I’ve heard it said you shouldn’t do something just because you can. We humans find this difficult, we love to show off our abilities. Nowhere is this more prevalent than in tech. Every other day some ‘inventor’ shows off some useless product. We marvel at his cleverness and how far tech has come and then move on with our lives.
We have one such tech feature today. Amazon demoed a new Alexa feature that allows it to mimic the voices of users’ dead relatives. Alexa is Amazon’s AI voice assistant that competes against Google Assistant and Siri.
When voice assistants first came out they had robotic voices. That improved over the years and Google showed off their Assistant calling humans who were not able to tell they were talking to an AI.
We celebrated how natural voice assistants were getting but Amazon didn’t think that was enough. They went ahead and taught Alexa how to mimic dead people’s voices.
Amazon showed a video of Alexa reading a book to a child in the voice of the kid’s dead grandmother. They seemed proud of this achievement and I don’t know why. I know I might be in the minority but I don’t want my tech trying to imitate my dead relatives.
How does Alexa do this?
It has been possible for AIs to learn to imitate voices for a while now. All they need is the voice sample and then they mimic the voice. Alexa only needs one minute of recorded audio to do its thing.
I hope it didn’t need spelling out but Alexa doesn’t magically know what your dead grandfather sounded like.
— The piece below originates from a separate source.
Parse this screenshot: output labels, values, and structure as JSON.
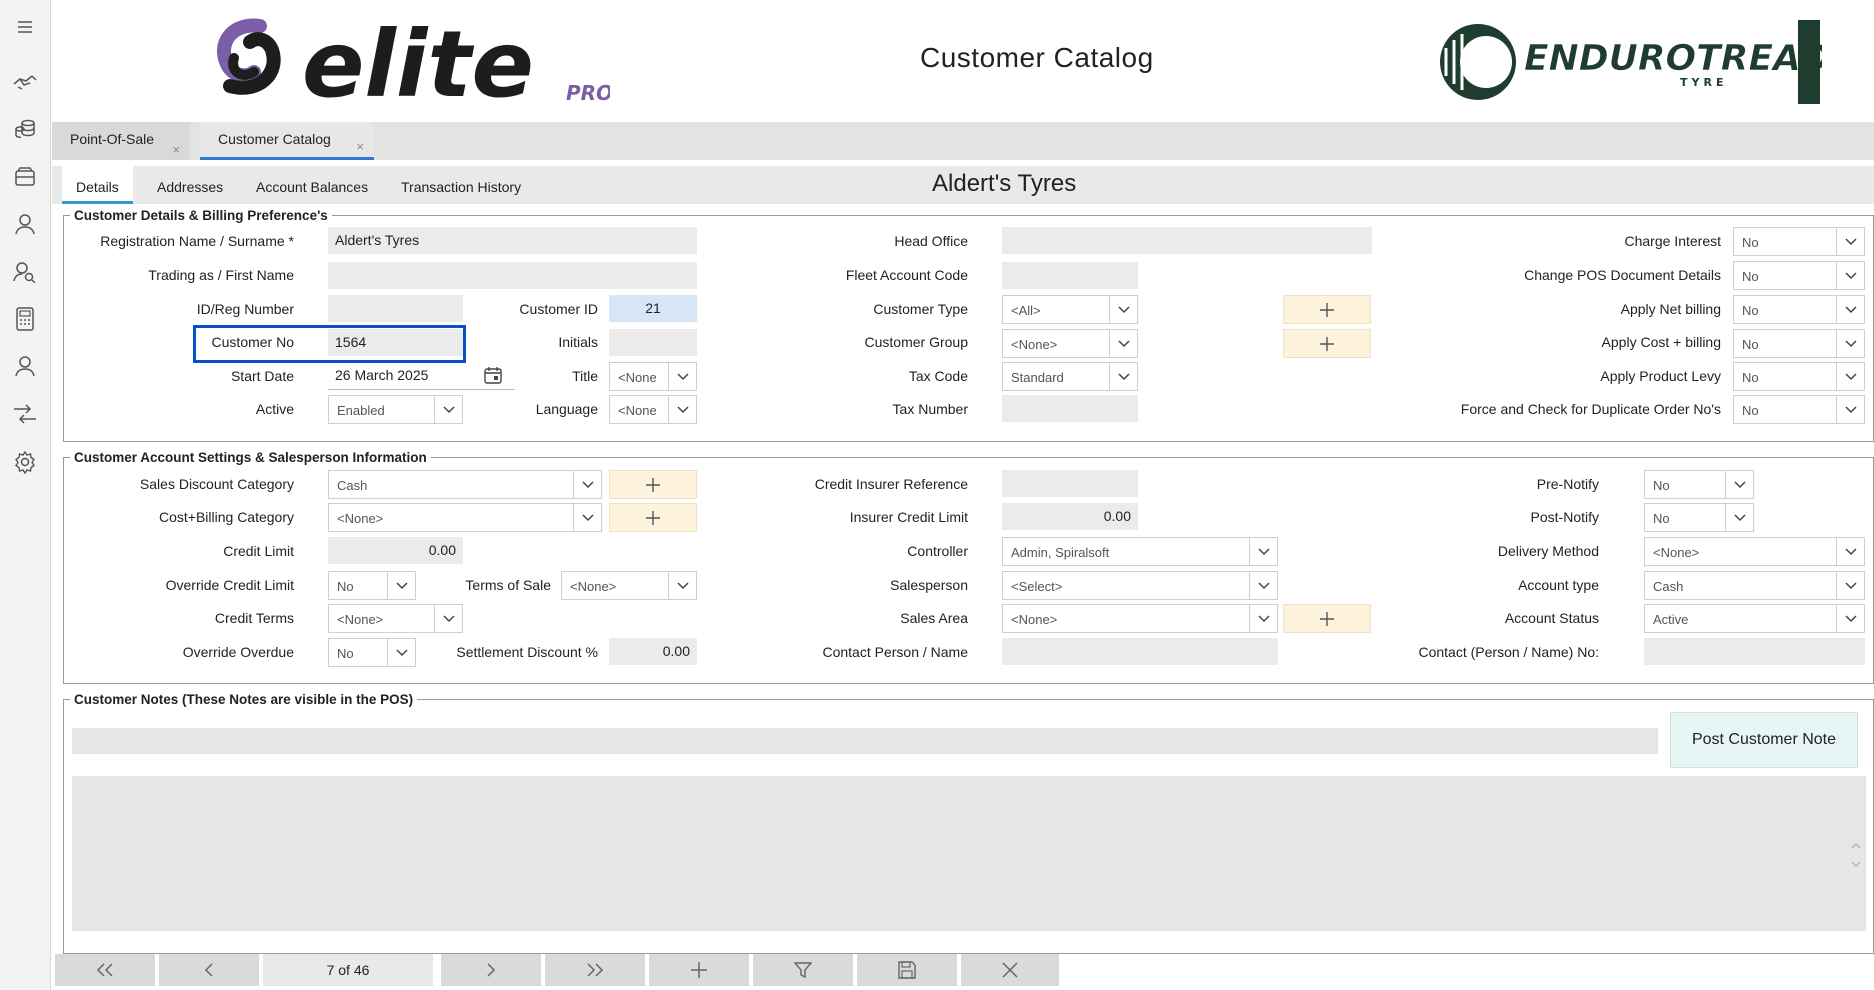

It doesn’t have a connection to the underworld, there are no seance shenanigans going on.
If you don’t have an audio recording of your deceased loved one Alexa won’t be able to help you.
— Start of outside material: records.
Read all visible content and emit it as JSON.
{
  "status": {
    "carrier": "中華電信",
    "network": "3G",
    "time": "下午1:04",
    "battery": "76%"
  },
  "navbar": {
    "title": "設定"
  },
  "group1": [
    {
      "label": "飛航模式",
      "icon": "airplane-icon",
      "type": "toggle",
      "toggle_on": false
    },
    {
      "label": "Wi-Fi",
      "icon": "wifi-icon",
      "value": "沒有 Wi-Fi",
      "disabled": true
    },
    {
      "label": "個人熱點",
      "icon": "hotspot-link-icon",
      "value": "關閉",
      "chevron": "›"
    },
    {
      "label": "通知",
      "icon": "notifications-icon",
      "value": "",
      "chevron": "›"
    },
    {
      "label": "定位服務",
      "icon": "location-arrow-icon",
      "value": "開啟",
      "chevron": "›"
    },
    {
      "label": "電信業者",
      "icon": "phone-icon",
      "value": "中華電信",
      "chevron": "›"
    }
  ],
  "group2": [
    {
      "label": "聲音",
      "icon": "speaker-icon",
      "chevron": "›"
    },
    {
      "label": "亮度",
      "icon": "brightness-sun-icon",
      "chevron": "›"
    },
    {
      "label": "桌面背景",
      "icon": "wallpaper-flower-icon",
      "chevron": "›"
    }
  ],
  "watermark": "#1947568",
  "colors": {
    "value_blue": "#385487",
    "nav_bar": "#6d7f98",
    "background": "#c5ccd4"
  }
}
I mentioned that voice mimicry has been a thing for years and the tech has been used in movies and TV like the young Skywalker in the Mandalorian. You have no doubt come across deepfakes on social media too.
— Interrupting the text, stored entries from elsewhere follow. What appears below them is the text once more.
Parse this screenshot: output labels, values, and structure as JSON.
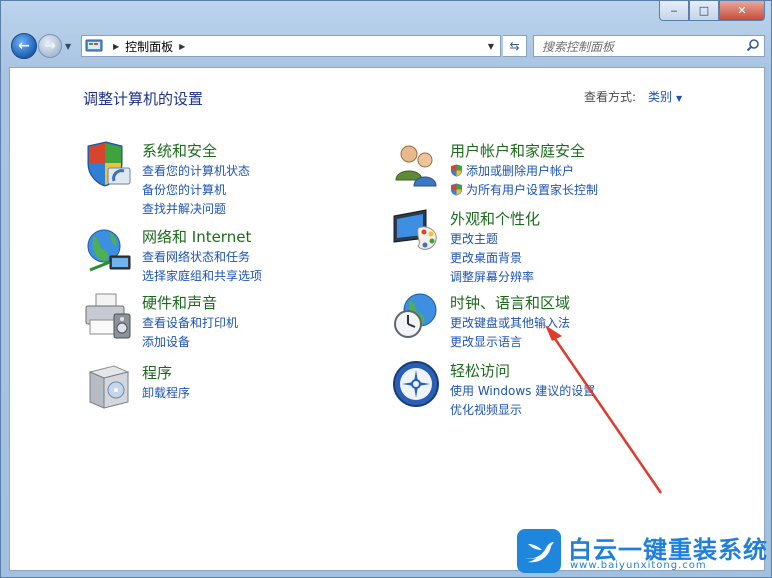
{
  "window": {
    "min_glyph": "‒",
    "max_glyph": "□",
    "close_glyph": "✕"
  },
  "nav": {
    "back_glyph": "←",
    "forward_glyph": "→",
    "breadcrumb": "控制面板",
    "search_placeholder": "搜索控制面板"
  },
  "main": {
    "title": "调整计算机的设置",
    "view_by_label": "查看方式:",
    "view_by_value": "类别"
  },
  "categories": [
    {
      "title": "系统和安全",
      "icon": "shield-pc-icon",
      "links": [
        "查看您的计算机状态",
        "备份您的计算机",
        "查找并解决问题"
      ]
    },
    {
      "title": "网络和 Internet",
      "icon": "globe-network-icon",
      "links": [
        "查看网络状态和任务",
        "选择家庭组和共享选项"
      ]
    },
    {
      "title": "硬件和声音",
      "icon": "printer-speaker-icon",
      "links": [
        "查看设备和打印机",
        "添加设备"
      ]
    },
    {
      "title": "程序",
      "icon": "programs-box-icon",
      "links": [
        "卸载程序"
      ]
    },
    {
      "title": "用户帐户和家庭安全",
      "icon": "users-icon",
      "links": [
        "添加或删除用户帐户",
        "为所有用户设置家长控制"
      ]
    },
    {
      "title": "外观和个性化",
      "icon": "monitor-palette-icon",
      "links": [
        "更改主题",
        "更改桌面背景",
        "调整屏幕分辨率"
      ]
    },
    {
      "title": "时钟、语言和区域",
      "icon": "clock-globe-icon",
      "links": [
        "更改键盘或其他输入法",
        "更改显示语言"
      ]
    },
    {
      "title": "轻松访问",
      "icon": "ease-of-access-icon",
      "links": [
        "使用 Windows 建议的设置",
        "优化视频显示"
      ]
    }
  ],
  "watermark": {
    "text": "白云一键重装系统",
    "url": "www.baiyunxitong.com"
  },
  "colors": {
    "category_title": "#1c6b1c",
    "link": "#1e54b0",
    "page_title": "#1e3287",
    "annotation_arrow": "#e03a2c"
  }
}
We have discussed what deepfakes are here but the gist is that AI, through deep learning learns the nuances of what a specific voice sounds like in the audio mimicry example we are working with. Once that is learnt, you can get the AI to utter any other words in the learnt voice.
You can check out Vocones, one of the more famous deepfake generators.
In film, these deepfakes can be used for language-dubbing and have been a cost saver for filmmakers by removing the need to fly in actors to re-record some minor lines.
Voice mimicry could come in handy should someone suddenly die, leaving behind a voice-protected vault. I don’t know if deepfakes are able to fool other AI but they can fool humans already.
Remember that time criminals stole US$243,000 by impersonating the voice of the CEO of a UK firm using AI. I don’t condone such crimes but I understand them.
Those use cases made sense to me. Why Alexa had to bring dead relatives into the picture, I’ll never know. Throughout the whole process, not a single person at Amazon stopped to ask, ‘should we be doing this?’
What do you think?
Are you excited about the direction Alexa is taking voice mimicry? We don’t know if this feature will make it to the public, so far Amazon has only demoed it without sharing when or if it’s on it’s way. It could have been a show off exercise, kind of like a proof of concept. Let’s hope it’s that.
I’m only comfortable with deepfakes being used in film and for mischief, someone please make deepfakes of President Mnangagwa saying stuff like ‘Ko nhai Mangwana, ndiani atora Super ranga riri pasi pedesk rangu iro?’
Man, these AIs need to chill. Just last week we were talking about a Google engineer claiming that their AI had come alive. Whilst some Texans got their AI to create enzymes that eat plastic in days, as opposed to the centuries it takes to break down naturally.